Vor genau 100 Jahren choreografierte die legendäre Urmutter des deutschen Ausdruckstanzes, Mary Wigman, ihren Totentanz für vier Tänzer auf Camille Saint-Saëns' gleichnamiges Klavierstück. 1926 entstand Totentanz II. Die Dance Company Osnabrück rekonstruierte jetzt beide Tanzstücke. Nach Sacre (2013) ist es das zweite derartige Unterfangen, finanziell unterstützt von der Kulturstiftung des Bundes „Tanzfonds Erbe." Mit Patricia Stöckemann als Projektleiterin wird Wigmans Werk in Osnabrück beispielhaft von einem Team um Henrietta Horn rekonstruiert und einstudiert, dann aktuellen Choreografien gegenüber gestellt. Jetzt stehen neben Wigmans Totentänzen Kreationen von Marco Goecke und de Candia - ein überaus eindrucksvoller Spagat über 100 Jahre freier Tanz in Deutschland nach dem rigiden „klassischen Ballett".

Seit 1910 tastete sich Wigman an einen freien Tanzstil heran. Einer der ersten Versuche war ihr Quartett auf Camille Saint-Saëns' Klavierstück. Sie selbst, Yvonne Georgi, Gret Palucca und Berthe Trümpy tanzten die vier vermummten, wie putzige Kobolde mit spitzen grauen Hüten und bunten Gewändern hüpfenden Gestalten in der revidierten Dresdener Fassung von 1921, die sehr genau musikalische Rhythmen und Akzente spiegelt. In Osnabrück alternieren die vier Tänzerinnen der Premiere mit vier Tänzern.

Im Felix-Nussbaum-Haus sind als Teil der umfangreichen Rahmenveranstaltungen zum Thema „Totentanz" auch die Grafiken zu sehen, die Ernst Ludwig Kirchner während Wigmans Proben zu ihrem Totentanz II in Dresden skizzierte. Wesentlich eindrucksvoller, weil schon wirklich expressionistischer Ausdruckstanz und mit eigens komponierter Musik für Schlagzeug, kommt diese Gruppenszene von 1926 über. Frank Lorenz traktiert die Instrumentengruppe in eigener Komposition nach Ideen von Wigmans musikalischem Begleiter Will Götze.

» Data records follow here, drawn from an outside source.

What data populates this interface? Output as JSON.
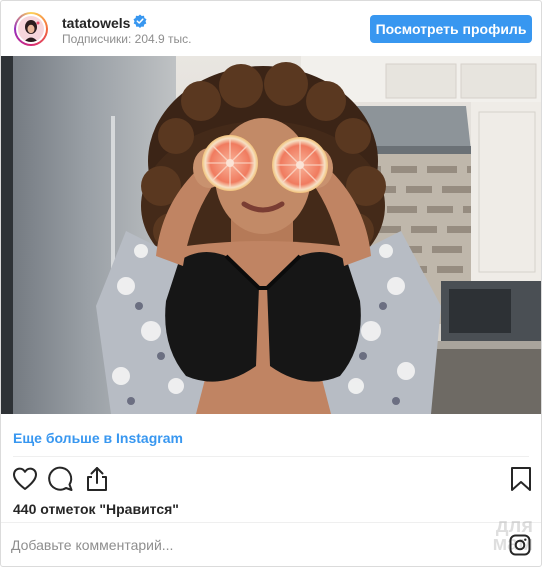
{
  "header": {
    "username": "tatatowels",
    "verified_icon": "verified-badge-icon",
    "followers": "Подписчики: 204.9 тыс.",
    "profile_button": "Посмотреть профиль"
  },
  "post": {
    "image_alt": "Woman holding grapefruit halves over her eyes in a kitchen",
    "more_link": "Еще больше в Instagram",
    "likes": "440 отметок \"Нравится\""
  },
  "actions": {
    "icons": [
      "heart-icon",
      "comment-icon",
      "share-icon",
      "bookmark-icon"
    ]
  },
  "comment": {
    "placeholder": "Добавьте комментарий..."
  },
  "watermark": {
    "line1": "для",
    "line2": "мам"
  },
  "colors": {
    "accent": "#3897f0",
    "text": "#262626",
    "muted": "#8e8e8e",
    "border": "#dbdbdb"
  }
}
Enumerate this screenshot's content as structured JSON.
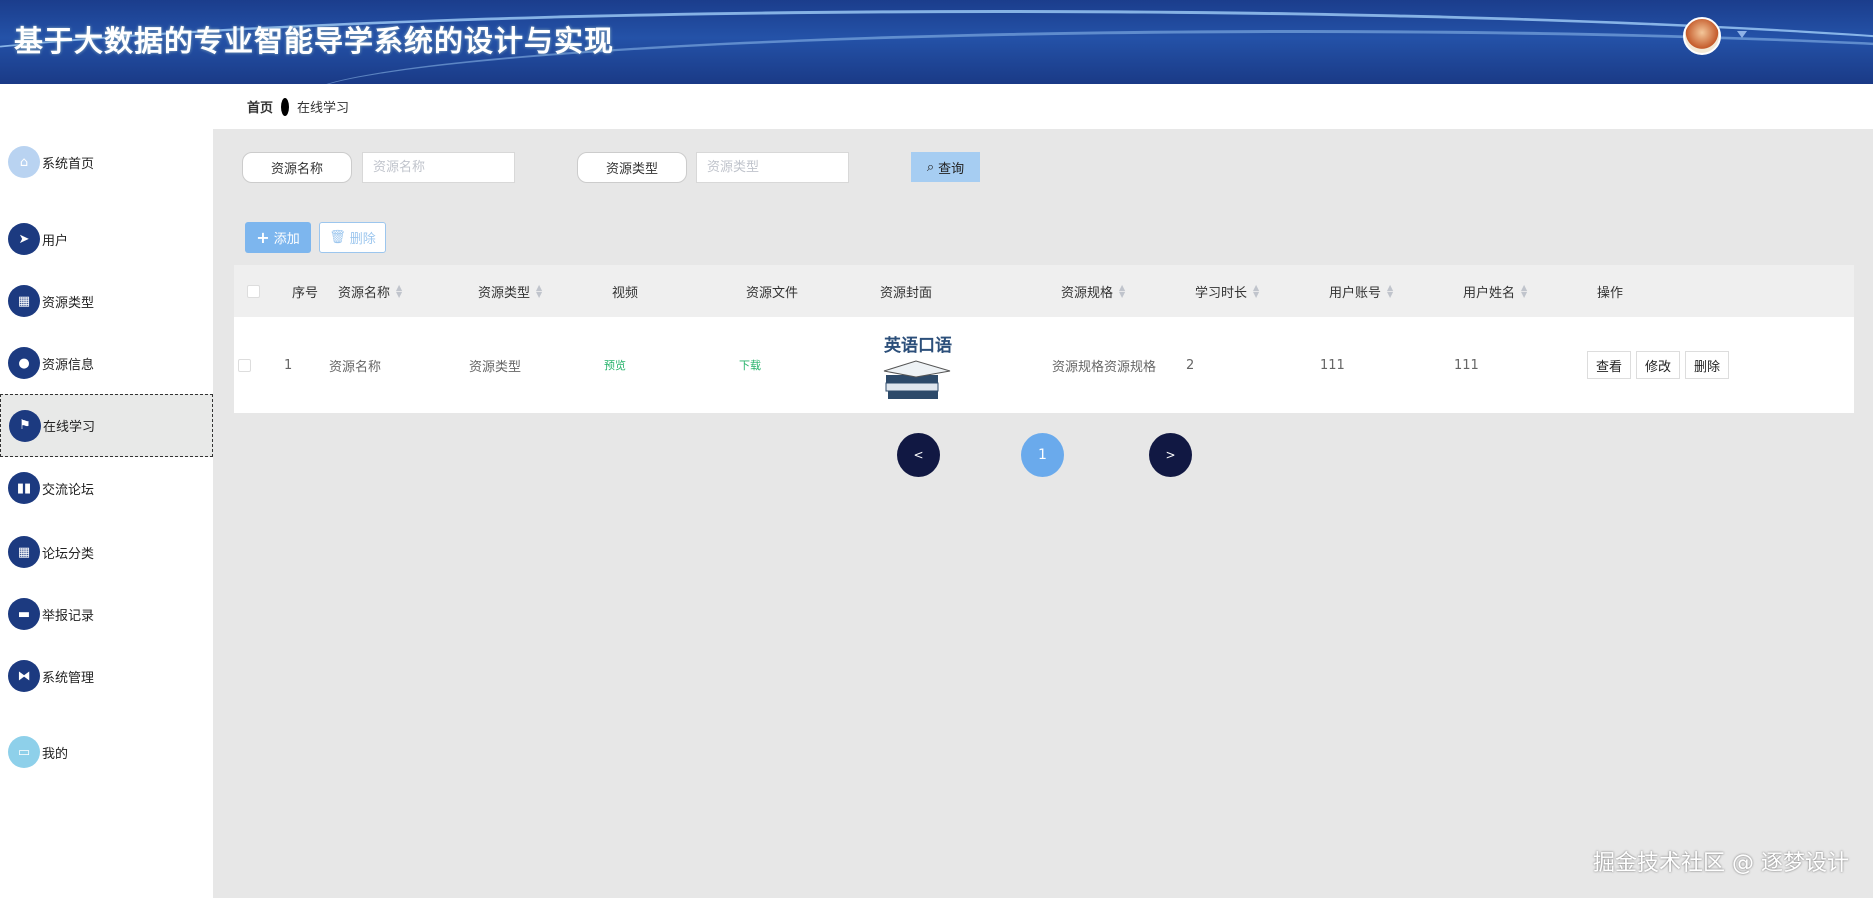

Der Dämon (bei der Premiere Jayson Syrette) in grünem faltenreichen Gewand, das nur das maskierte Gesicht, die Hände und die nackten Füße frei lässt, zeigt seine Macht über Menschenleben und Totenreich mit ausladender Gestik, weiten Sprüngen und Schritten. Sechs Lemuren bilden sein Gefolge. Vorn kauert eine „weibliche Gestalt" (Marine Sanchez Egasse), die um ihr Leben bangt und bettelt. Der Tod und das Mädchen ist thematisch nicht weit, stilistisch Kurt Jooss' Antikriegsballett Der Grüne Tisch.

Danach begeistert Tanz der Moderne. Mit amerikanischen Saxophonklängen und Jazzgesang untermalt Marco Goecke, Hauschoreograf des Stuttgarter Balletts, Supernova - ein Stück über das Verglühen eines Sterns. Wenn die Streichhölzer in den Händen der Tänzer verglimmt sind, bleibt dunkelgrauer „Qualm" - wie Puderquasten oder aufgeplusterte Pfauenfedern auf ihren Köpfen - übrig, bis der Raum völlig dunkel ist. Der fast 25 minütige „Todeskampf", der vorausgeht, zeigt ein so blitzartiges Zappeln, Flirren, Zucken, Gucken und Rucken wie es eigentlich allenfalls ein zu Tode getroffener Tausendfüßler vollführen kann.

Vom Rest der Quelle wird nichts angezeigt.